Something Bob Dylan once said has haunted me for a long time. It was part of a diatribe and I can quote only the essence, but he said something about modern civilization that has lingered somehow. He said things to the effect* that that we people (at least the ones who are ‘educated’), we live by the week, or by the fortnight. We read ‘Time’ magazine, or something similar and in-between, we just wait for the next issue to arrive by post, or be waiting for us at a news-stand. The events of the world, the moral importance, the wars, the famines, they enter our lives, almost like precise installments. We don’t really feel about any of the things reported. We just know about them. And then go back to our precise, meaningless, feeling-less lives.
I have always been angry at him after that. Angry that he it is possible that he was exaggerating. But it is equally possible that he was not. Or that he wanted us to see something, which we couldn’t. So much of our modern lives is elliptical. And relayed. But of course, there is the analysis.

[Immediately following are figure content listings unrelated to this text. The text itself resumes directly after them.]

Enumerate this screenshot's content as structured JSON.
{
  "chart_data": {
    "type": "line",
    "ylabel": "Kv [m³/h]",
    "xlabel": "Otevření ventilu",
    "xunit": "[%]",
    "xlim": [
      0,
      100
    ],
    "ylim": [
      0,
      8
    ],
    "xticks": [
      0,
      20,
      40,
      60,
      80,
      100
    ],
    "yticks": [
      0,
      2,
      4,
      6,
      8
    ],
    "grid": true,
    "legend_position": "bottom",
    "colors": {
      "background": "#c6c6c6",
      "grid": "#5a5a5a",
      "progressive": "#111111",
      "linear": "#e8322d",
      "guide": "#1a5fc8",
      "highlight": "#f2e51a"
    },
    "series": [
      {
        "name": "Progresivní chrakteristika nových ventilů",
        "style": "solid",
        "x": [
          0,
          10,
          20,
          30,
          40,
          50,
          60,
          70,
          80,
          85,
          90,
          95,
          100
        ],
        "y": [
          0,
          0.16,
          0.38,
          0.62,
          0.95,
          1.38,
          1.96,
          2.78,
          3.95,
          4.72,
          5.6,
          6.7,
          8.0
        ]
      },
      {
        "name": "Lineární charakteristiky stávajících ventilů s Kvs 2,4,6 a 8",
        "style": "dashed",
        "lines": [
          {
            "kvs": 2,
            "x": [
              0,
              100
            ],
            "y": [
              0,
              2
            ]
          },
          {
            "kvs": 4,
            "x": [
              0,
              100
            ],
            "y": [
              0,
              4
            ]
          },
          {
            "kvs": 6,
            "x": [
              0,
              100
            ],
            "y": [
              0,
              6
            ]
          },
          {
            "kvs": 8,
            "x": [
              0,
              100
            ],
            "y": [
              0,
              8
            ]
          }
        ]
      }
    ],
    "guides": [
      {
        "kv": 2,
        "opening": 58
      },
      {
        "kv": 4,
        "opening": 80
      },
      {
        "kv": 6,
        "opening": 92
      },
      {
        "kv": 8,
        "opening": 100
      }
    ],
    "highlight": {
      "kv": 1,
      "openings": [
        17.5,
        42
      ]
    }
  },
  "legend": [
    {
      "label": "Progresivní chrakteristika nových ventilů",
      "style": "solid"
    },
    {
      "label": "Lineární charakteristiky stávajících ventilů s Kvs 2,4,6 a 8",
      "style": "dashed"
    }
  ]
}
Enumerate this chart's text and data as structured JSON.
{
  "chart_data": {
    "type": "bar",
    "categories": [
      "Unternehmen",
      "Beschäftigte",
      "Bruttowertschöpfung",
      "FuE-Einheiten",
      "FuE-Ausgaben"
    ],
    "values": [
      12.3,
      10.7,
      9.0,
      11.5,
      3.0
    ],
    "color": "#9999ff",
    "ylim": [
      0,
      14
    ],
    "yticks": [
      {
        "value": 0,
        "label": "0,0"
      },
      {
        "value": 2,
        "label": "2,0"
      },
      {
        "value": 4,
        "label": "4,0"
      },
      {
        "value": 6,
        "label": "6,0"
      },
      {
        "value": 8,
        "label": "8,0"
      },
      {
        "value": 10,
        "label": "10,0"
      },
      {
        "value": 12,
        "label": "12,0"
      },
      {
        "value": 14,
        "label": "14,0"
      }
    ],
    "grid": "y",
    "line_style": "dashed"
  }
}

Of late, my life has been contained between the trains I missed, the taxis I got stuck in and the number of steps I took between my cubicle and the tea-stall, and the magazine issues I have read. Yes, there is conversation. And love. But the way we can access even these basic things is so constrained. Even the sitcoms I watch are neat little episodes packed away for me to see and laugh whenever I want to. I will probably continue to live out these installments, for in life there is no free lunch. Nor would I have been in any way been capable of appreciating the other side.
But there is another side. One that I had almost forgotten. Where, on crossing a few borders, you cross into a place where these seat-belts fall away. Seat-belts like the mobile, the internet, people, concrete, fans; even firm land. Where brambles and thorns cut open the true heart-beat. The heart-beat you share with all things alive. Where you are attuned, resonating to that particular frequency where you can hear the breathing of myths, the drums of old and the sadness of ancient. It did not take much for Man to fall away and just for a moment, never to return; a sense of Gaia. It happened near a beautiful, but this-worldly beach in Goa. And yet, it did not happen here.
I did not just see dolphins. I was them.
*From what I remember of a scene from the documentary ‘No Direction Home’ by Martin Scorsese. The interpretation is purely personal.
3 responses to “Dolphins”
i read it twice, I wish I had written it…
It was all like a breath we heard, above the surface, just for half a second, between water and air.
Blue all around us, sun in the eyes, and the magical dolphins
We took the plunge, it was more than worth it, will remember it for the rest of eternity… isn’t that what memories are made of… yes they are…. muah
🙂 sometimes words don’t really suffice. Hoping “beautiful” would make an attempt to do the trick. My favorite piece in the the world against absolutes.
Absolutely. 🙂
@Neel: Thanks a lot Neel. Means a lot.